Every fencer is at some point taught that there are three distances (we teach that there are at least 5 in foil, more in sabre, and even more in epee). When our attack falls short we know that it is because the distance was not right. If we are a sabre or epee fencer, we understand that there is an advanced target that is closer than the torso, and therefore theoretically easier to hit. We know that taller opponent can reach a lot farther than we can, and shorter opponents less far. And we have been trained to keep (or maintain) distance, and in tournaments our coaches still yell at us to keep distance. We can be confidant that we know about distance.
And yet our knowledge is incomplete, in many cases unimportant, and a lot of the time just plain wrong. Let’s start with keeping distance. If both fencers keep perfect distance (so that they cannot be surprised and hit but still attack if the opponent does not keep perfect distance) for 3 minutes, what is the score at the end of the bout? Yes, it is 0-0. If the opponent gets priority, and you keep perfect distance for the next minute of overtime, who wins? Yes, she does.
Instead of focusing on keeping distance, the requirements is to be able to do four things:
(1) close distance when you wish to prepare and attack.
(2) maintain distance when you are looking for the opponent to make an error that provides you the opportunity to close distance with an attack or when you need to plan or rest.
(3) open the distance to prevent an attack or cause an opponent’s attack to fail.
(4) collapse the distance to disrupt the opponent’s attack and counterattack or parry and riposte.
To be able to do these things it is very important that we understand distance is not about the physical distance between the two fencers. It is about time. It does not matter how close you are to the opponent – if your movement takes more time to execute that the opponent requires to frustrate that action you will not hit (assuming all other factors are equal). Try the following experiment. With a partner come on guard at maximum lunge distance for you (the greatest distance at which you normally hit with an attack with a lunge). When you lunge have your partner take a single retreat step. What happens? You fall short, don’t you? Now try with an advance and a lunge (two distinct movements) and your partner retreating twice. What happens? You fall short, don’t you?

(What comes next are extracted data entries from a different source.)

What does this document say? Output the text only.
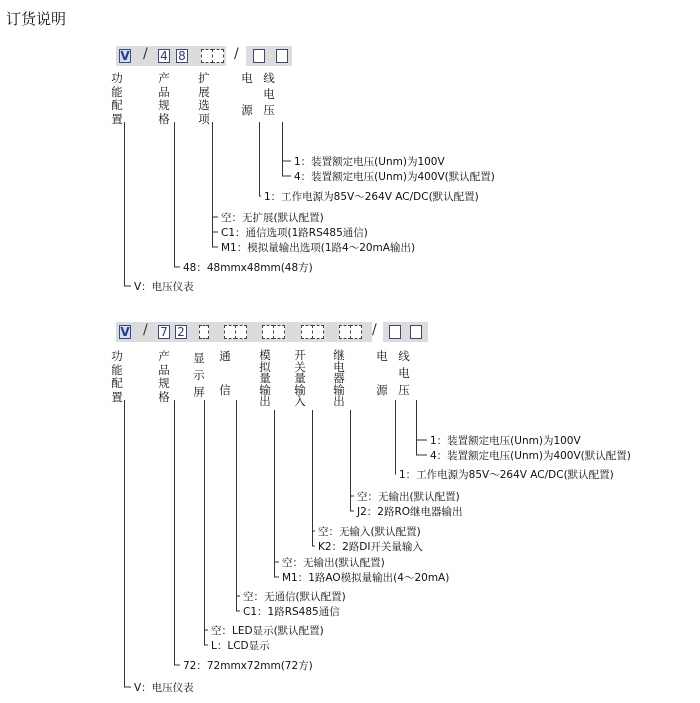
订货说明
V / 4 8	/
功能配置
产品规格
扩展选项
电
源
线
电
压
1：装置额定电压(Unm)为100V
4：装置额定电压(Unm)为400V(默认配置)
1：工作电源为85V～264V AC/DC(默认配置)
空：无扩展(默认配置)
C1：通信选项(1路RS485通信)
M1：模拟量输出选项(1路4～20mA输出)
48：48mmx48mm(48方)
V：电压仪表
V / 7 2	/
功能配置
产品规格
显示屏
通
信
模拟量输出
开关量输入
继电器输出
电
源
线
电
压
1：装置额定电压(Unm)为100V
4：装置额定电压(Unm)为400V(默认配置)
1：工作电源为85V～264V AC/DC(默认配置)
空：无输出(默认配置)
J2：2路RO继电器输出
空：无输入(默认配置)
K2：2路DI开关量输入
空：无输出(默认配置)
M1：1路AO模拟量输出(4～20mA)
空：无通信(默认配置)
C1：1路RS485通信
空：LED显示(默认配置)
L：LCD显示
72：72mmx72mm(72方)
V：电压仪表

This is not rocket science. From the guard, your blade has to move forward the distance between its starting point and the target. To do that you have to initiate movement, overcome inertia, and cross the intervening distance with your lunge. That provides sufficient time for the opponent to identify what you are doing, choose the appropriate remedy, overcome inertia, and retreat. The time of flight of your blade is longer than the time for the opponent to retreat sufficient distance to cause the attack to fall short (unless the opponent is significantly slower than you are). You can increase the probability of hitting by reducing your time in the lunge, either by closing with the opponent so that the time of flight is reduced, by accelerating your attack, by both, or by inducing the opponent to step forward into the time envelope for your attack.
The impact of time is clear when we do the same scenario of a short accelerating advance step flowing immediately into the lunge. The advance step should be a quick step, and a short quick step, because its primary purpose is fix the opponent’s attention on solving the requirement to take a retreat step and to get inside the opponent’s OODA Loop and response time, not to close the physical distance. Properly done, you will catch the opponent with your lunge just as he starts the second retreat step. The same effect can be achieved with the balestra.
The same effect can be achieved with a patinando. There are a number of different descriptions of a patinando, but for the purposes of this post it is an advance step with a gather of the rear foot forward, flowing immediately into the lunge. By increasing the distance effectively covered by the forward gather of the rear foot, it reduces the time required to reach the opponent.
There are additional parts to the problem that have to be considered. The first is the opponent’s reach. Leg length, flexibility, and (in kick lunges) leg strength certainly increase reach. If your intent is to hit the torso, arm length contribution, unless a fencer has abnormally long arms or is very short, is minimal among adult fencers. However, in looking at reach, understand that the longer the lunge is, the longer the fencer is in flight, and thus the tactically slower the lunge is by virtue of offering the opponent more time to deal with it.
With reach comes the importance of understanding the relationship of the arm and the forward target in sabre and epee. Assuming that both fencers are using the same length blade, all that is necessary to create an imminent threat to the forward target is for the attacker to get her blade past the guard. Because both blades are the same length, arm length does not become determinative of the ability to hit the target first until one fencer can reach the torso and the other cannot. Obviously, the relationship changes if the attacker is angulating, thus shortening reach, or the epee defender’s arm is a particularly difficult target due to the slickness of the glove and uniform.
The second factor is perhaps a little bit more complex. Blade time to target is a factor of blade movement. The English speaking fencing world has known since at least the publication of DiGrassi’s manual in 1591 that circular actions travel further and take more time than the equivalent thrust that follows the shortest path between two points. Because the blade has to travel a greater distance, wider actions are slower, and the difference in time between the wide and the direct actions has to be considered as an operational addition to distance.
So, work on distance. Work on using different size steps to close or open the physical distance. Work on changing tempo and acceleration to exploit time. Remember that arriving on target is a time problem, and in solving that problem learn to manage distance to open, close, or collapse distance to achieve your tactical goals.